M’en fiche. Obama peut quitter Michelle pour Beyoncé ou Poutine envahir le Bhoutan, je veux pas le savoir. Je n’ai qu’une envie, que le monde s’arrête une minute, le temps de me laisser descendre. Je rêve d’une retraite fermée dans une suite cinq étoiles de l’abbaye de Saint-Benoît-du-pus-capable. Toute seule, au soleil et dans le silence le plus complet. Avec service aux chambres, massages sur ma terrasse privée et framboises au petit-déjeuner.

Mais comme je n’ai ni la fortune ni la vie de Paris Hilton, ça n’arrivera pas. Alors place au fantasme de deuxième catégorie : 48 heures sans obligations, sans radio, sans télé, sans musique, sans journaux. Deux jours à dessiner et à faire des confitures, à souper d’une pomme et de chocolat noir, à passer la soirée au lit avec Henning Mankell en faisant des miettes de chips ou de biscuits dans les draps, avant d’éteindre à 20 h 30. Ou à 3 h du matin.
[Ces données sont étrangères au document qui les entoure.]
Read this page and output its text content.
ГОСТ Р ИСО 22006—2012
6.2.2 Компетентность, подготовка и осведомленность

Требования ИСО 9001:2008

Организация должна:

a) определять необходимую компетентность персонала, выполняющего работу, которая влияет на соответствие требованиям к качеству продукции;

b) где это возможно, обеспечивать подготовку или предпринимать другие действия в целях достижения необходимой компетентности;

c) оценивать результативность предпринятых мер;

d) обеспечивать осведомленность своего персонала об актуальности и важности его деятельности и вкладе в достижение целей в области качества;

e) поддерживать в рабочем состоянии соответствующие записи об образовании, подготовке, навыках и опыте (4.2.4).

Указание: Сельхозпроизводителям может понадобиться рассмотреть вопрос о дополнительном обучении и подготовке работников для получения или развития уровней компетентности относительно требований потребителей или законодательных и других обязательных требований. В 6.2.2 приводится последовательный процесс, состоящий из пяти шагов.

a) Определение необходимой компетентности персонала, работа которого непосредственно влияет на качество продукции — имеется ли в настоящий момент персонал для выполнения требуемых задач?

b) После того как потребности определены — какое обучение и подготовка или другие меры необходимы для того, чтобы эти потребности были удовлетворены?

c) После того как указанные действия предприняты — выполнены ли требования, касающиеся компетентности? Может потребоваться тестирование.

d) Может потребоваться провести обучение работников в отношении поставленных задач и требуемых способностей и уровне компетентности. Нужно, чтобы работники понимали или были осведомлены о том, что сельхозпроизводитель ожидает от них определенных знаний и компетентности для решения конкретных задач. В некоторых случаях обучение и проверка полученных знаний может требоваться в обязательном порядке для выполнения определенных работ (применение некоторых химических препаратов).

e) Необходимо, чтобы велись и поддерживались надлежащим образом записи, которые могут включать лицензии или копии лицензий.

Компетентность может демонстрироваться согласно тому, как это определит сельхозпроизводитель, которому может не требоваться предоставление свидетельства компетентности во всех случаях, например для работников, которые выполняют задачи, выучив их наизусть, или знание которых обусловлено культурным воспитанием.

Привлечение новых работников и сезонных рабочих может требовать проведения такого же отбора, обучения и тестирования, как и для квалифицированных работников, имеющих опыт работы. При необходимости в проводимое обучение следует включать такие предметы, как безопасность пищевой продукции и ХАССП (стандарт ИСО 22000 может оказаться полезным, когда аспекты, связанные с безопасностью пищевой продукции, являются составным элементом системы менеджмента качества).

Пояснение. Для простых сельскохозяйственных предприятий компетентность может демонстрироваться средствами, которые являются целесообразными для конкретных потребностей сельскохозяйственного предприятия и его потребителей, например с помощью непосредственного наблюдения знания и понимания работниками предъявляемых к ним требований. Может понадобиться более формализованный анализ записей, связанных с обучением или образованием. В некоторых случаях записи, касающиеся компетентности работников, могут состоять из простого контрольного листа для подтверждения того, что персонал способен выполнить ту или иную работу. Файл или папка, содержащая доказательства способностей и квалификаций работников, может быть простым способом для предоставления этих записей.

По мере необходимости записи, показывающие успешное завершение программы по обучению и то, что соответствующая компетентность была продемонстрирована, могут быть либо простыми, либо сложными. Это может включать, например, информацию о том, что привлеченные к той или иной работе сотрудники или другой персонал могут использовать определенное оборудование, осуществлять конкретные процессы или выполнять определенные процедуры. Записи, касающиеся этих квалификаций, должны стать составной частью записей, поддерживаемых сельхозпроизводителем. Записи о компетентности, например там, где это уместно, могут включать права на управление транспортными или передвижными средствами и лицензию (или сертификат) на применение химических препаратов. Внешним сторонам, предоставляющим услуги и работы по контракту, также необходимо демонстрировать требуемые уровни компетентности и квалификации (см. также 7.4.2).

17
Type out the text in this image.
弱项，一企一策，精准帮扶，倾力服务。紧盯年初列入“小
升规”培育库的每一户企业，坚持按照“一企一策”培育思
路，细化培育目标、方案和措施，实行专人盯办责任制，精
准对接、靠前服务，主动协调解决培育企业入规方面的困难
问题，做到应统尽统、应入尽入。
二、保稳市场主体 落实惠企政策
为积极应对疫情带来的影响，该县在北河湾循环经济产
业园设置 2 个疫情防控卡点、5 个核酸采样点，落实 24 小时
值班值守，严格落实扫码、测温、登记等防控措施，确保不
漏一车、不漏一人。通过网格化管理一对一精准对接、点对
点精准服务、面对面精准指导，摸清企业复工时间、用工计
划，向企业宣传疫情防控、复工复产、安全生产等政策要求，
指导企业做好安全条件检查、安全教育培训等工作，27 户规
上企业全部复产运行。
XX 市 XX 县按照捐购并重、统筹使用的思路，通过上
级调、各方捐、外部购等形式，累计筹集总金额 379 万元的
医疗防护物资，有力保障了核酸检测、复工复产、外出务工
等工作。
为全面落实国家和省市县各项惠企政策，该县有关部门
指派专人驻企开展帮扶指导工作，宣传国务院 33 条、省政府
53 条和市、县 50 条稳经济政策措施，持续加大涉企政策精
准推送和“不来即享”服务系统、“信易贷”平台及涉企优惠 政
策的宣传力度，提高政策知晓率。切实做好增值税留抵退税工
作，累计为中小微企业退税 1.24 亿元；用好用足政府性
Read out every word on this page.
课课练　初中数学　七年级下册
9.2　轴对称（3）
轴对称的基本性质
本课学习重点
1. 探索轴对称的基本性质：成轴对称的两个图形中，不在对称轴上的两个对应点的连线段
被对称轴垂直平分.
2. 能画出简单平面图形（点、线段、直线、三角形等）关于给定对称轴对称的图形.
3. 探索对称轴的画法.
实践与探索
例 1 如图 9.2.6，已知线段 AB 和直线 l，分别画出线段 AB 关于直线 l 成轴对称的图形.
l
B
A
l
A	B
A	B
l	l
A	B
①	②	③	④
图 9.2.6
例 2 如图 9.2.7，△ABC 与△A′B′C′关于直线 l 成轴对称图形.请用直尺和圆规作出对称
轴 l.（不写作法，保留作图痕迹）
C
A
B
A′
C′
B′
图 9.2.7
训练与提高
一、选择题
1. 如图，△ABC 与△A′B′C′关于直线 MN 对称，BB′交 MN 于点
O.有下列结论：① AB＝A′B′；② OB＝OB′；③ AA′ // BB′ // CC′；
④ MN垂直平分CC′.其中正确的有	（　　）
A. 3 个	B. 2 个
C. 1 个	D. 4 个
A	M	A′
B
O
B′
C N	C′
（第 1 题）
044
Mais ça non plus, 48 heures « pas de cadran pas de capote », comme le chante Richard Desjardins, ça n’entre pas dans l’horaire d’une travailleuse-citoyenne-conjointe-maman-maîtresse-de-maison. Trois heures, alors ? Ça doit se faire, trois heures ? On connaît le slow food, le slow travel, pourquoi pas la quick vacation ? Yes.

Quand même raisonnable, je planifie mon évasion pour que personne ne se couche sans manger ou me cherche dans tous les hôpitaux. Ensuite, je me pousse le temps d’une soirée ou d’un après-midi. But de l’exercice : éteindre ma tête, m’instiller un sentiment de liberté. Tout devient possible. Se perdre dans un quartier inconnu. Entrer dans un cinéma trois minutes avant le début d’un film qu’on ne pensait pas avoir envie de voir. Fureter une demi-heure dans une boutique qui vend du matériel d’ébénisterie, histoire de découvrir un nouvel univers. Ou alors, comme le prescrivait Julia Cameron (auteure de The Artist’s Way, Penguin Books, 1992), inviter son artiste intérieur (tout le monde en a un !) à une grande sortie.

L’emmener au Dollarama pour flamber 10 dollars en bidules à utiliser dans un bricolage. Armé de son téléphone intelligent, l’envoyer en safari photo dans le quartier avec un mandat précis : 12 clichés de nature. Ou d’objets communs pris sous un angle inédit. De détails d’architecture que personne ne voit jamais. Ça marche à tous les coups. J’oublie tout. À mon retour, on dirait qu’il fait (un peu) plus chaud sur ma terrasse. J’allume la radio. Ça va mieux. Prête pour le mois de mai.